On the other hand, the center need not satisfy the property that its image is always characteristic. For full proof, refer: Center not is image-closed characteristic

Proof

We present here two counterexamples of groups of order eight.

Example of an Abelian group of order eight

Let G = \mathbb{Z}/2\mathbb{Z} \times \mathbb{Z}/4\mathbb{Z}, and H be the subgroup \{ (0,0), (0,2), (1,0), (1,2) \}. This is \Omega_1(G) (the first omega subgroup) -- the set of elements of order two in G. Thus, H is a characteristic subgroup of G.

Let N = \{ (0,0), (0,2) \}, and f:G \to G/N be the quotient map. Then, f(G) = G/N is isomorphic to the Klein-four group, and f(H) = H/N is a subgroup of order two in it, which is clearly not characteristic in f(G) = G/N.

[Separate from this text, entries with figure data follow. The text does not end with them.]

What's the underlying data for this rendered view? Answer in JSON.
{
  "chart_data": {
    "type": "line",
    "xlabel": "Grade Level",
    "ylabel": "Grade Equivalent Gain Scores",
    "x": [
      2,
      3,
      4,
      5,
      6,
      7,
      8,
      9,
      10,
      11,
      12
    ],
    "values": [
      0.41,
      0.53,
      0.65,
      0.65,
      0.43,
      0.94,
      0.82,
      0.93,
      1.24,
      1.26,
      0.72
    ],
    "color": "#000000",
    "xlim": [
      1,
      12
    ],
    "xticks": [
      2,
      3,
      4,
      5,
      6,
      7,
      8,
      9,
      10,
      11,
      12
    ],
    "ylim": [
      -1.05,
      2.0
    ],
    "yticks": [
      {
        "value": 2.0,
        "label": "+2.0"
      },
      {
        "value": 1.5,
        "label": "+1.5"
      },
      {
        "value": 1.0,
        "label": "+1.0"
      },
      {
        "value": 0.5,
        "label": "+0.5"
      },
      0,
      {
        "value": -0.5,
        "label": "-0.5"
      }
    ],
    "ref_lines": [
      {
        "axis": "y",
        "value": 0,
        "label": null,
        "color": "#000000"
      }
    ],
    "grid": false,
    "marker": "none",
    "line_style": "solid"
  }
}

Example of the dihedral group

Consider the dihedral group of order eight with an element a of order four, playing the role of the rotation, and an element x of order two, playing the role of the reflection. Let H be the cyclic subgroup of order four generated by a. Then, H is a characteristic subgroup of G.

Consider the quotient map f:G \to G/N where N = \{ e, a^2\}. The group G/N is isomorphic to a Klein-four group, and the image f(H) = H/N is a subgroup of order two in that Klein-four group. Clearly, f(H) is not characteristic inside K.